Four-star quarterback Sheriron Jones and three-star offensive tackle George Brown both de-committed from Florida on Saturday and are just a simple microcosm of what McElwain and his staff are going to be up against.

A lot of coaches will tell you that recruiting is all about relationships and there is a lot of truth to that. The recruiting of most high level college prospects takes place now from really their sophomore season on. During that time, coaches become a part of those prospect’s lives.

This is where McElwain is behind and quite a bit.

McElwain has been at Colorado State for the last three years. He did have eight players on the current roster at CSU from The Sunshine State, but to say he has been a regular in Florida would be misleading at minimum. His main recruiting area when he spent the previous four years at Alabama was here in Florida, so that should help. He talked Saturday about getting reacquainted with the high school coaches and that will help, but time is of the essence.

To be fair, Jones was committed all the way from California and Brown is from Cincinnati, Ohio. The distance is almost always a factor in recruiting and holding on to prospects from that far away isn’t easy even when things are somewhat normal. Compound the distance with what is going on at Florida right now and things aren’t getting easier.

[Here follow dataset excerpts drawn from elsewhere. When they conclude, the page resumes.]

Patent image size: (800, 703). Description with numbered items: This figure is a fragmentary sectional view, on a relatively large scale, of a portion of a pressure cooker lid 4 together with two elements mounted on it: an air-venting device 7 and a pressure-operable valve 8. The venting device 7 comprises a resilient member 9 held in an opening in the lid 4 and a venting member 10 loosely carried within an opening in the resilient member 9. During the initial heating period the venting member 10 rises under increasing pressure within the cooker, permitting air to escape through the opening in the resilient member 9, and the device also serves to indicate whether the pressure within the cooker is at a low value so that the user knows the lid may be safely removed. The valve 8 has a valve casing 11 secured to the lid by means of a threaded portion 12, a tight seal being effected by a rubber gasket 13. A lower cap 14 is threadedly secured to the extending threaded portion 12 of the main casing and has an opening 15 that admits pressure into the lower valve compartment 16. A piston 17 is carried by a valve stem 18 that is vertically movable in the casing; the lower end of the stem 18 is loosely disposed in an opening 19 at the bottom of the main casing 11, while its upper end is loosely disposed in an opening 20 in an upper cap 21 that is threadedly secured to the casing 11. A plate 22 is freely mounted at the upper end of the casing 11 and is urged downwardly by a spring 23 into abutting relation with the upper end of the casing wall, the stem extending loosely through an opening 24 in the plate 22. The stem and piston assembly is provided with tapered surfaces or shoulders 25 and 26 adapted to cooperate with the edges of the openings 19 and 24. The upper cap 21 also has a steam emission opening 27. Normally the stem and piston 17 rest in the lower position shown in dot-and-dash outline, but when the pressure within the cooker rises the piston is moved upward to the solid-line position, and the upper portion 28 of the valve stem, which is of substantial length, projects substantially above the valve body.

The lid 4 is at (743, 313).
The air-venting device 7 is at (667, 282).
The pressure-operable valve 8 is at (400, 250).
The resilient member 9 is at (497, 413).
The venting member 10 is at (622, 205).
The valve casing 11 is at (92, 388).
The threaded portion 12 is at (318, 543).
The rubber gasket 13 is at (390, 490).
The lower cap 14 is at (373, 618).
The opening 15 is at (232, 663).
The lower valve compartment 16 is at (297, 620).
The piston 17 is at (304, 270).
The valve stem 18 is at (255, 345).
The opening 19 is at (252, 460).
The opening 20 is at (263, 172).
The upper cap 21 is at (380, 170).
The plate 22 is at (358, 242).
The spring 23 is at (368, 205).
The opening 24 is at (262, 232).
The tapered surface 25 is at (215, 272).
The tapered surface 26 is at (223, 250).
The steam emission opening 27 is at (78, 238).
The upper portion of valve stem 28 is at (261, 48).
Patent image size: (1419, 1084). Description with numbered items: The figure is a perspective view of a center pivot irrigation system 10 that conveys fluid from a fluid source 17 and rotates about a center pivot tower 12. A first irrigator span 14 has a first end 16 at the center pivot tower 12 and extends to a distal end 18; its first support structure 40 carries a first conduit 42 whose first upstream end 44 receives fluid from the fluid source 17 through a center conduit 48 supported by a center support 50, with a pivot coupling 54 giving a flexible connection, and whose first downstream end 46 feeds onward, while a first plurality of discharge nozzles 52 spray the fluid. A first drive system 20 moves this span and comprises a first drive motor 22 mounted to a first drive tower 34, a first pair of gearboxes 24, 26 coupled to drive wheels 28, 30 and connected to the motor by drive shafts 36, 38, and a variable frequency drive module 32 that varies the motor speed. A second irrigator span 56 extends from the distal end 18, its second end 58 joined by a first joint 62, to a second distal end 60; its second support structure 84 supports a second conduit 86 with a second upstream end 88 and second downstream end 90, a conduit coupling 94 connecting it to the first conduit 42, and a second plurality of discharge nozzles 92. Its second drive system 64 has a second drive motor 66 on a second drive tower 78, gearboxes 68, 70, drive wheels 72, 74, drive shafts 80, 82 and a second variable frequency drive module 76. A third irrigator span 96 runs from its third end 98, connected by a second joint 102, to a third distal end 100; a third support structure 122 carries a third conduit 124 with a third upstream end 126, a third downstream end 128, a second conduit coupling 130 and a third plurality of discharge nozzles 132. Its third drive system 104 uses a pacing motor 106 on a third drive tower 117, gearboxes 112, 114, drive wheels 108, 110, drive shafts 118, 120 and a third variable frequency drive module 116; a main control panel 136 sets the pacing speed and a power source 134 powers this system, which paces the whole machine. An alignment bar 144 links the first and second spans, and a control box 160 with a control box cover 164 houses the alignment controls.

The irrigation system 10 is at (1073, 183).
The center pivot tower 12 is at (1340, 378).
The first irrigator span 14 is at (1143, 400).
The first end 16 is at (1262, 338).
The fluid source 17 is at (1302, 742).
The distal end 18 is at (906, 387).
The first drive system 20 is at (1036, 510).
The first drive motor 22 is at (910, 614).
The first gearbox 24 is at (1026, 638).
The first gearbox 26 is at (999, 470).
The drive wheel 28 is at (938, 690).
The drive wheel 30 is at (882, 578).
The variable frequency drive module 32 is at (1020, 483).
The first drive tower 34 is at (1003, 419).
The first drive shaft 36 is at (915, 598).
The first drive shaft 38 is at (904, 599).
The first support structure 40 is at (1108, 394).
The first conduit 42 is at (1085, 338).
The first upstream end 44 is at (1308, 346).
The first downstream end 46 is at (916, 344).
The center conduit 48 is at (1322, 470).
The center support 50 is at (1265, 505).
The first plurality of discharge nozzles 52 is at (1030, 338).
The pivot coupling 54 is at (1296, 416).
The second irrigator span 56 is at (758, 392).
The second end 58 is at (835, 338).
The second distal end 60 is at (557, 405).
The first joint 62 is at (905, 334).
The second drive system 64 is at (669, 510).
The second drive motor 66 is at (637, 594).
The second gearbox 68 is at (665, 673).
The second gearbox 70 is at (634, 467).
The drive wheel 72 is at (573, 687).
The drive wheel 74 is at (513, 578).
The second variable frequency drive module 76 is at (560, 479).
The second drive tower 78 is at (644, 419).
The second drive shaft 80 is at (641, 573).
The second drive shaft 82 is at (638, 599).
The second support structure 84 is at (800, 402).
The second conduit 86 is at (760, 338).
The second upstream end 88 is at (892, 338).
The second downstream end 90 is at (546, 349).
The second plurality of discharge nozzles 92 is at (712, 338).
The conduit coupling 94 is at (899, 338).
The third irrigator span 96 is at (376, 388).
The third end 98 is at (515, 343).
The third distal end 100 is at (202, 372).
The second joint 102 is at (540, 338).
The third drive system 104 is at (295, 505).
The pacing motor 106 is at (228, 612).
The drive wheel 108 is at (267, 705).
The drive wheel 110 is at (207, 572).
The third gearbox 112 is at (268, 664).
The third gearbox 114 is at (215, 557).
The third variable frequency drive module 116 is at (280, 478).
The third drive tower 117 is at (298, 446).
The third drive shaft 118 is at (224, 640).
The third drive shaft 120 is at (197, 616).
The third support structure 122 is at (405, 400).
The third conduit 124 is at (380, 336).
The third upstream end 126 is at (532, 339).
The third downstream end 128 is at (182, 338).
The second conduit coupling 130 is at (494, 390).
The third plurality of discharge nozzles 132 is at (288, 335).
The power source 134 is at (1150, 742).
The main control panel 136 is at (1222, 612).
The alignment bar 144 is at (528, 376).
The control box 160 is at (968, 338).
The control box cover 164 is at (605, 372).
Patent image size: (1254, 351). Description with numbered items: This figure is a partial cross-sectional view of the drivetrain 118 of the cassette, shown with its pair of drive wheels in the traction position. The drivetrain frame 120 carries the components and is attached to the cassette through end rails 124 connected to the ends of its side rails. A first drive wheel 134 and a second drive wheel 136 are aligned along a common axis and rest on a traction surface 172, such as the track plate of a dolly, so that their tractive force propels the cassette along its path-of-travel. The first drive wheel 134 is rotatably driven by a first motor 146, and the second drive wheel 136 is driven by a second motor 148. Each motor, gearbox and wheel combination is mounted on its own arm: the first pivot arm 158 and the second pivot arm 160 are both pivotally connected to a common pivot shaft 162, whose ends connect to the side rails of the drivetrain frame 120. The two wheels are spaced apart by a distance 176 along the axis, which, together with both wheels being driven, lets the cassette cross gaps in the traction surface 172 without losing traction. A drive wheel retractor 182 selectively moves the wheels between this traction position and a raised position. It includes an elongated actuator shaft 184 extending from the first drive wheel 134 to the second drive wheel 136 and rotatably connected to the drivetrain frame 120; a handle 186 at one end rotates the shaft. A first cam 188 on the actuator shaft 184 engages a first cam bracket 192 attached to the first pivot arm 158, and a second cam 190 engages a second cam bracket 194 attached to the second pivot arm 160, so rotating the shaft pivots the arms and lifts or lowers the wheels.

McElwain is going to have to get a staff named pretty quickly, at least enough of a staff that they can start recruiting this class and making a difference. Jeremy Foley moved fast to hire McElwain on December 4, and there is no doubt a big reason for moving swiftly was for the recruiting aspect, now it is time to see how McElwain reacts and gets the bulk of his staff together.

It shouldn’t be alarming about defections, even right when the new guy is hired. Some of the more loosely committed prospects were likely hanging on just to see who would be the next coach. McElwain isn’t exactly the flashiest name that could have gotten the job and other schools are going to plant that seed of “who is this guy?” in their heads quickly.

There is also the thought that maybe McElwain and the staff might not be interested in keeping all of the current prospects. A different man in charge is going to like different things.

The bottom line is we need to remember that this is somewhat par for the course when you have a coaching transition and until the coach gets the right guys in to recruit to what he wants, it will get worse before it gets better.